I know this because during the past 40 or so years, I’ve written around 1,400 of the little stinkers. The biggest chunk of those were recruited from friends, neighbors, and readers which I tried out, reworked a little, and published for a weekly column called Taste Buds in the Bangor Daily News.
I’m certain I haven’t written as many as other stalwarts in the food writing world. What made it annoying for me is that I’ve been much more interested in why people ate what they ate than how they concocted it, and do so to this day.
As a recipe user, I’m pretty cavalier, only remotely careful while baking when structure really matters. Even then, I jack up spicing, reduce sugar, and, when I can get away with it, prune back shortening.
I’m not the least tempted to try it out in the unlikely case it isn’t as awful as it sounds.
My extensive exposure to historic recipes showed me that in many recipes a surprising amount of flexibility is entirely possible and results in a perfectly recognizable edible. For example, I discovered that one can make a biscuit by adding only two tablespoons of butter (or other solid fat) to a certain quantity of flour or as much as three times that to the same amount of flour and the only thing that changes is the flavor and flakiness, perfectly good reasons to use more while using less helps the pocketbook.
Flexibility is key for island dwellers who may find their local store doesn’t carry all possible iterations of an ingredient but usually at least one, or researching ingredients and purchasing online adds a couple days to acquisition.
Chances are very good that island pantries are more replete than mainland ones where there is a short and easy trip to fetch whatever is needed.
Lots of recipes are superfluous. I’ve written them, but I think recipes for most salads are kind of silly. The word salad practically implies a whole bunch of stuff raw or cooked, vegetable or animal, warm or cold all tossed together with dressing on it. Same goes for soups or chowder.
A few years ago, a distinguished Boston chef wrote a book of “50 chowder recipes” which I thought was 49 too many. Chowder is a structure involving something that comes from the sea, plus, these days, potatoes, some onion, often salt pork, and water and often milk. You vary it by adding different stuff from the sea. Or corn.
Still dozens of cookbooks line the shelves of my study. Some date to the 1600s, others only a couple of years old.
One, a cookbook entitled The Pastors Wives Cookbook, apparently assembled by a nationwide organization of wives of church pastors and first published in 1973, contains one of the most scandalous recipes I’ve ever seen.

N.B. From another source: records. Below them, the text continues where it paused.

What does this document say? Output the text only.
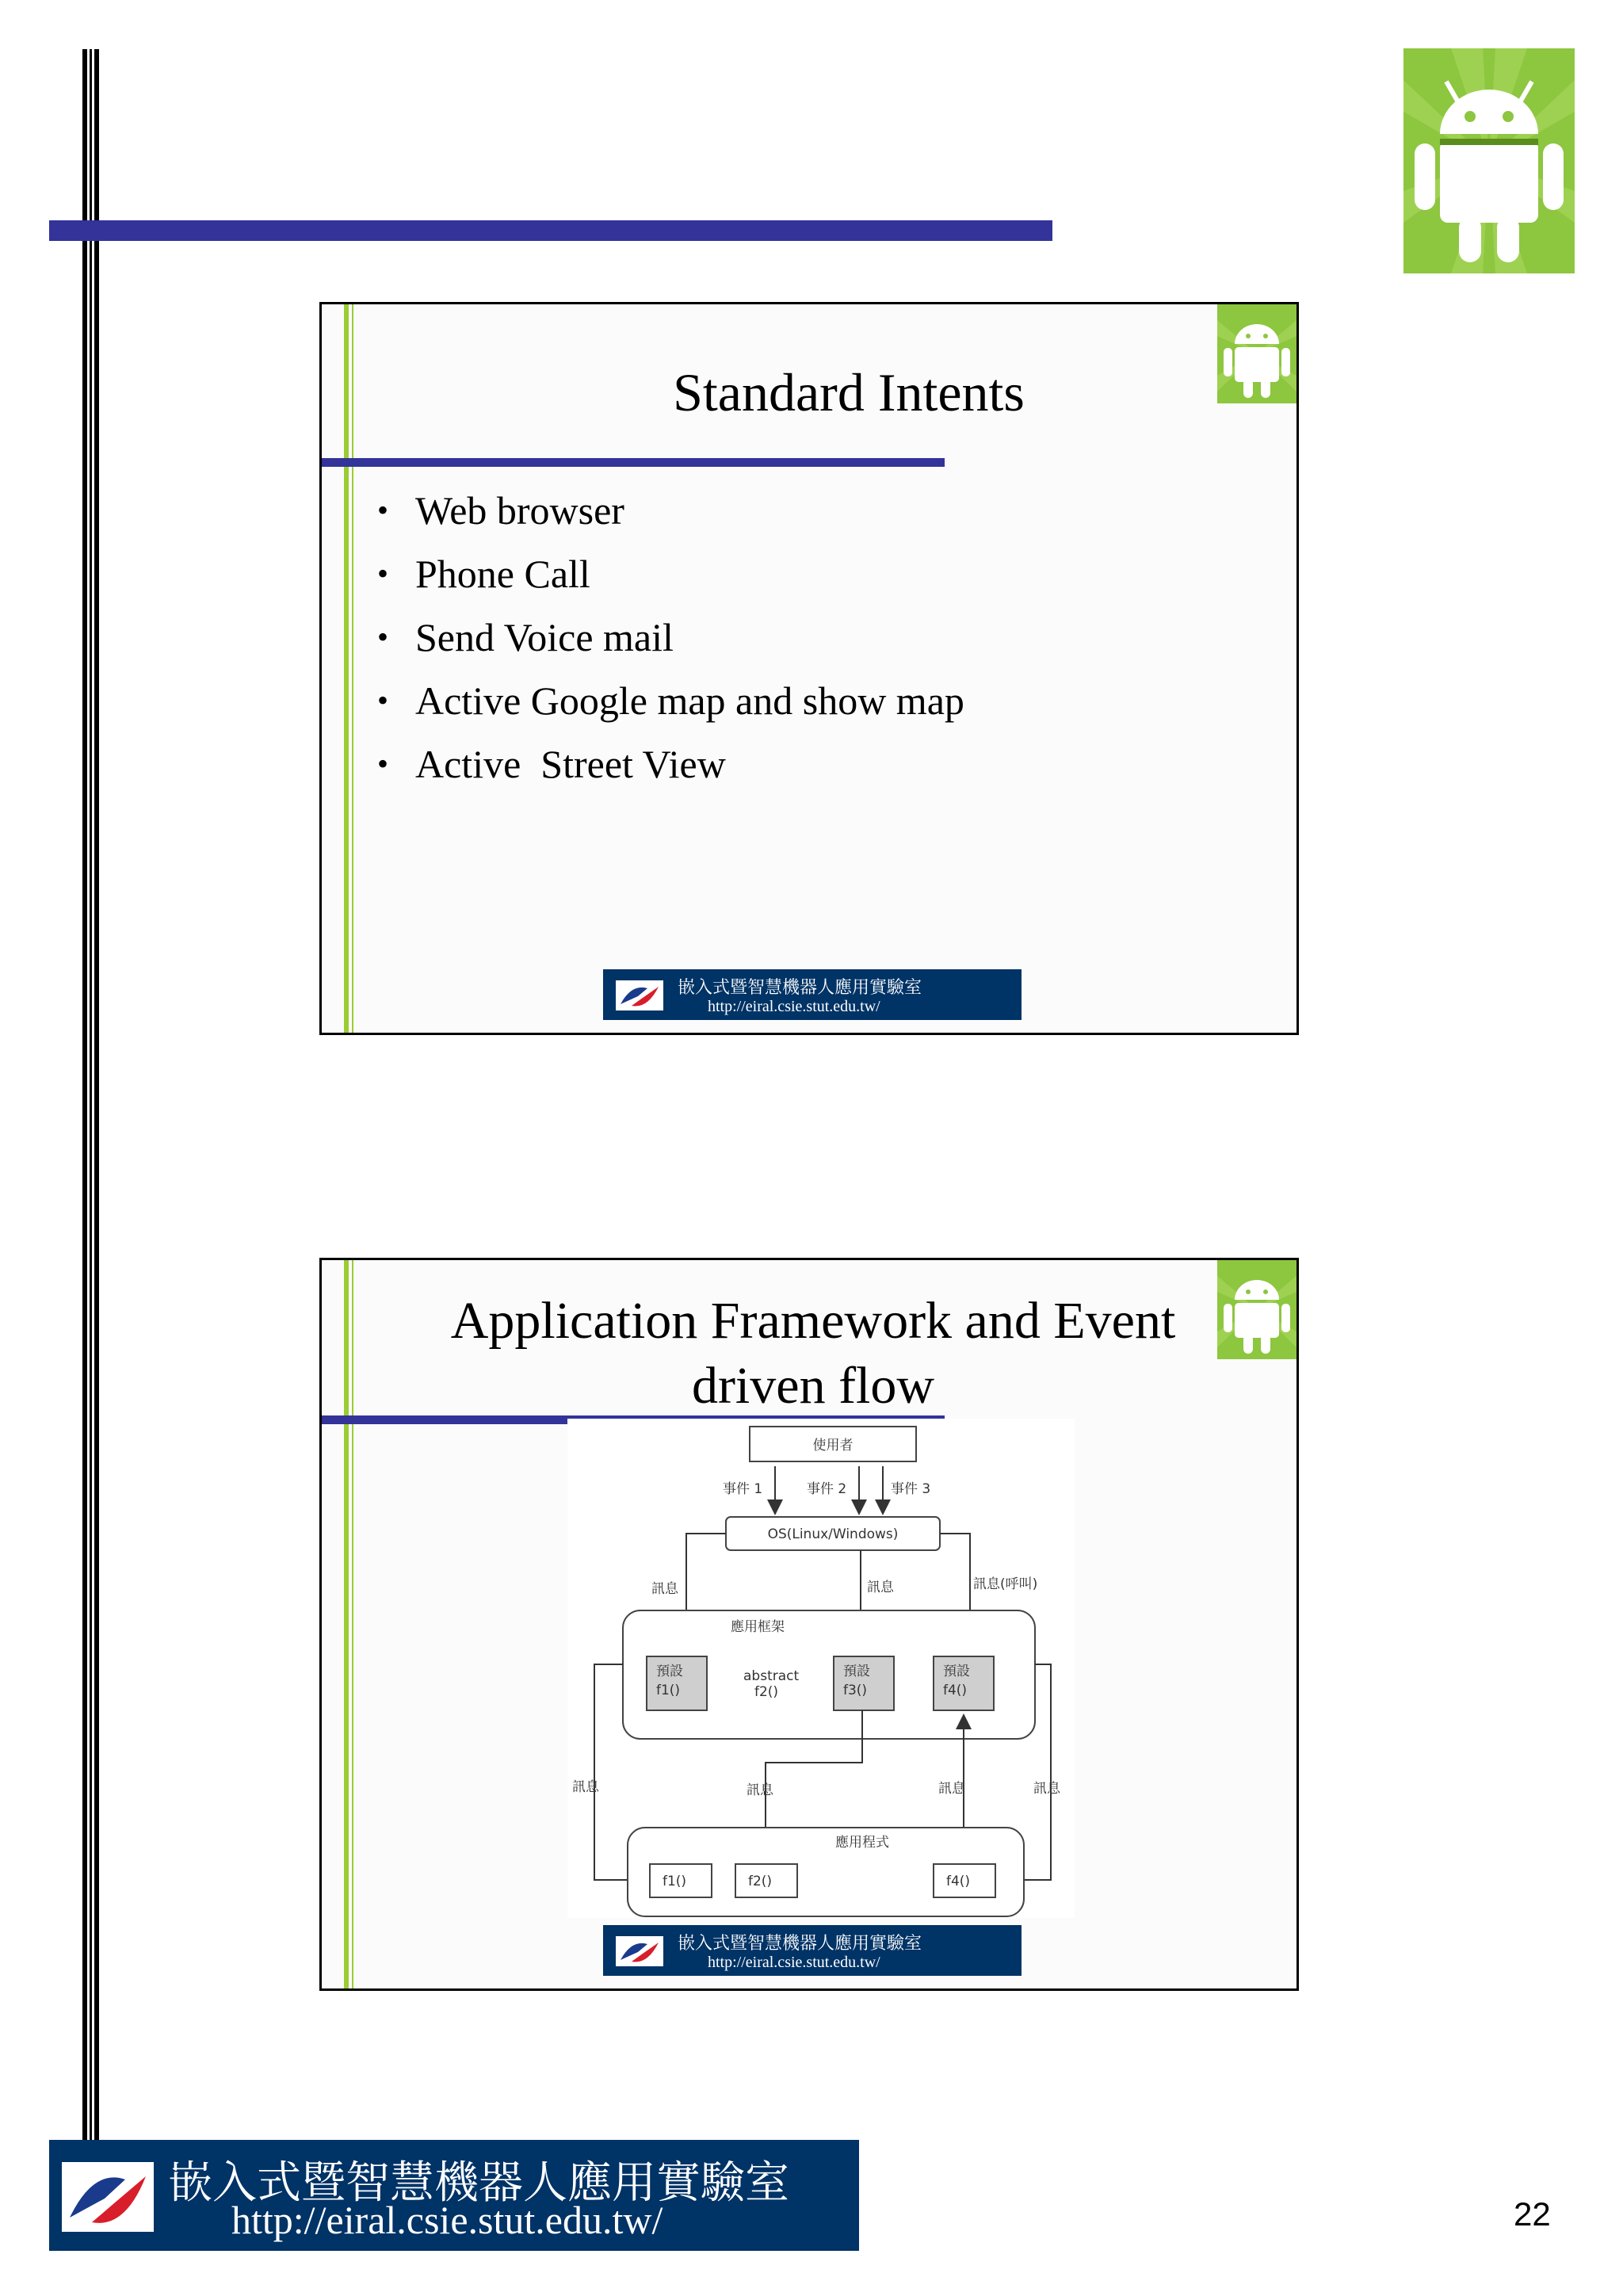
Standard Intents
• Web browser
• Phone Call
• Send Voice mail
• Active Google map and show map
• Active  Street View
嵌入式暨智慧機器人應用實驗室
http://eiral.csie.stut.edu.tw/
Application Framework and Event driven flow
使用者
事件 1	事件 2	事件 3
OS(Linux/Windows)
訊息	訊息	訊息(呼叫)
應用框架
預設
f1()
abstract
f2()
預設
f3()
預設
f4()
訊息	訊息	訊息	訊息
應用程式
f1()	f2()	f4()
嵌入式暨智慧機器人應用實驗室
http://eiral.csie.stut.edu.tw/
嵌入式暨智慧機器人應用實驗室
http://eiral.csie.stut.edu.tw/	22
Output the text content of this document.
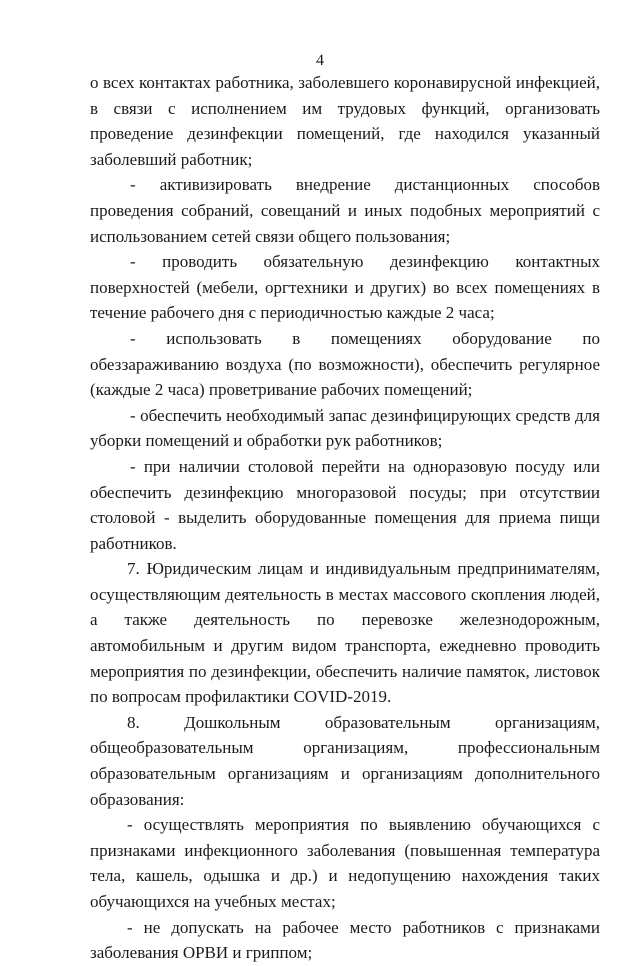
4

о всех контактах работника, заболевшего коронавирусной инфекцией, в связи с исполнением им трудовых функций, организовать проведение дезинфекции помещений, где находился указанный заболевший работник;

- активизировать внедрение дистанционных способов проведения собраний, совещаний и иных подобных мероприятий с использованием сетей связи общего пользования;

- проводить обязательную дезинфекцию контактных поверхностей (мебели, оргтехники и других) во всех помещениях в течение рабочего дня с периодичностью каждые 2 часа;

- использовать в помещениях оборудование по обеззараживанию воздуха (по возможности), обеспечить регулярное (каждые 2 часа) проветривание рабочих помещений;

- обеспечить необходимый запас дезинфицирующих средств для уборки помещений и обработки рук работников;

- при наличии столовой перейти на одноразовую посуду или обеспечить дезинфекцию многоразовой посуды; при отсутствии столовой - выделить оборудованные помещения для приема пищи работников.

7. Юридическим лицам и индивидуальным предпринимателям, осуществляющим деятельность в местах массового скопления людей, а также деятельность по перевозке железнодорожным, автомобильным и другим видом транспорта, ежедневно проводить мероприятия по дезинфекции, обеспечить наличие памяток, листовок по вопросам профилактики COVID-2019.

8. Дошкольным образовательным организациям, общеобразовательным организациям, профессиональным образовательным организациям и организациям дополнительного образования:

- осуществлять мероприятия по выявлению обучающихся с признаками инфекционного заболевания (повышенная температура тела, кашель, одышка и др.) и недопущению нахождения таких обучающихся на учебных местах;

- не допускать на рабочее место работников с признаками заболевания ОРВИ и гриппом;
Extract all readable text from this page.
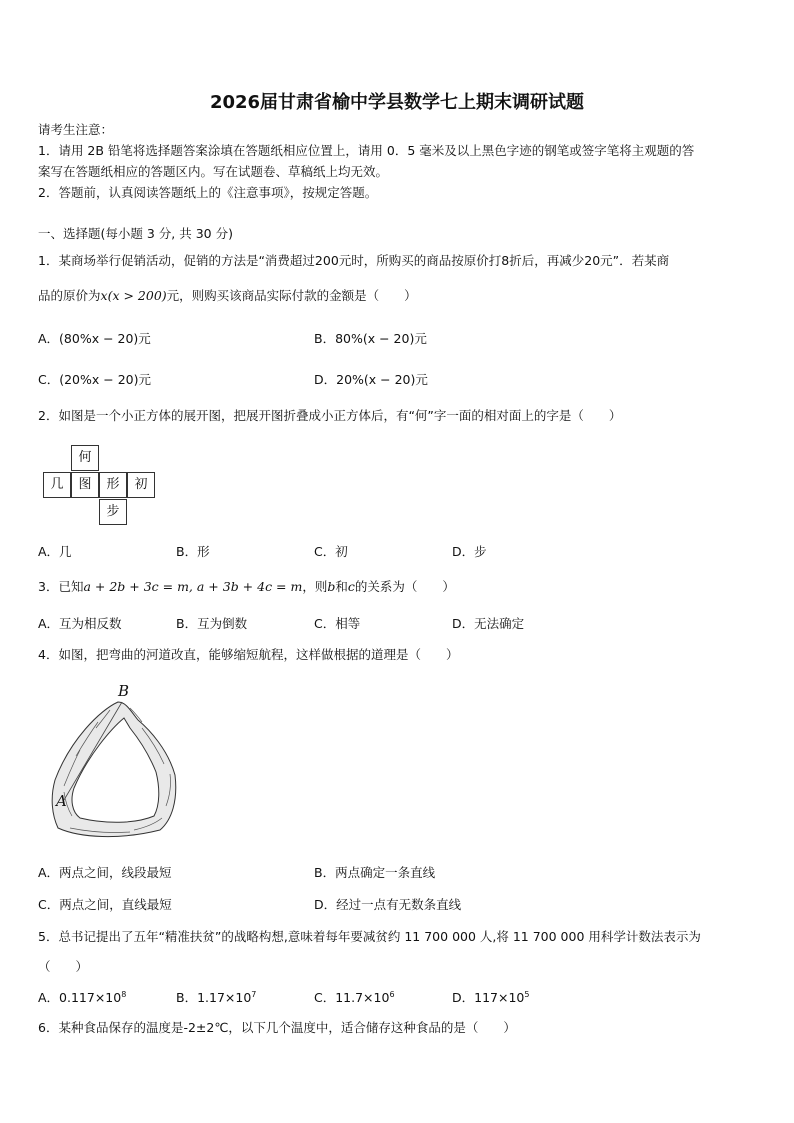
2026届甘肃省榆中学县数学七上期末调研试题
请考生注意：
1．请用 2B 铅笔将选择题答案涂填在答题纸相应位置上，请用 0．5 毫米及以上黑色字迹的钢笔或签字笔将主观题的答
案写在答题纸相应的答题区内。写在试题卷、草稿纸上均无效。
2．答题前，认真阅读答题纸上的《注意事项》，按规定答题。
一、选择题(每小题 3 分, 共 30 分)
1．某商场举行促销活动，促销的方法是“消费超过200元时，所购买的商品按原价打8折后，再减少20元”．若某商
品的原价为x(x > 200)元，则购买该商品实际付款的金额是（　　）
A．(80%x − 20)元	B．80%(x − 20)元
C．(20%x − 20)元	D．20%(x − 20)元
2．如图是一个小正方体的展开图，把展开图折叠成小正方体后，有“何”字一面的相对面上的字是（　　）
何
几	图	形	初
步
A．几	B．形	C．初	D．步
3．已知a + 2b + 3c = m, a + 3b + 4c = m，则b和c的关系为（　　）
A．互为相反数	B．互为倒数	C．相等	D．无法确定
4．如图，把弯曲的河道改直，能够缩短航程，这样做根据的道理是（　　）
B
A
A．两点之间，线段最短	B．两点确定一条直线
C．两点之间，直线最短	D．经过一点有无数条直线
5．总书记提出了五年“精准扶贫”的战略构想,意味着每年要减贫约 11 700 000 人,将 11 700 000 用科学计数法表示为
（　　）
A．$0.117\times 10^8$	B．$1.17\times 10^7$	C．$11.7\times 10^6$	D．$117\times 10^5$
6．某种食品保存的温度是-2±2℃，以下几个温度中，适合储存这种食品的是（　　）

It’s for a salad called Chicken Mystery Salad and calls for three cans of chicken noodle soup, three cans of tuna, three, three-ounce packages of lemon gelatin (you know, Jello), dissolved in only one-and-a-half cups of hot water plus one-and-half-cups of mayonnaise and the same amount of whipping cream, lots of chopped celery, green pepper, and grated onion. It’s topped with a mixture of dissolved strawberry Jello and frozen strawberries. This mess was purportedly submitted by Mrs. C.E. Colton of Dallas, Texas.
As I read it, I thought, someone who didn’t like Mrs. Colton very much, and wanted to smear her good name, submitted this recipe for the book. Perhaps Mrs. C. was weary of being asked for recipes to add to community cookbooks like Pastors Wives and figured if she contributed a real bomb, no one would ever ask again.
Just think about it: chicken noodle soup and tuna in lemon Jello with a lot of mayo and whipped cream and topped with strawberry slather. Eeee-yuck. Chicken Mystery indeed. I’m not the least tempted to try it out in the unlikely case it isn’t as awful as it sounds.
Over the years, my recipe acquisitions have connected me to people I’m grateful to know, and built enduring friendships around wonderful dishes that I’m glad to cook. Several years ago, I put 175 of the recipes from the column into a compilation called Maine Home Cooking; it’s recently been reprinted in paperback. Then early in November this year, my second compilation called Down East Delicious appeared from Down East Publishing with another 175 recipes.
I’m confident there aren’t any little horrors like Chicken Mystery Salad in either book.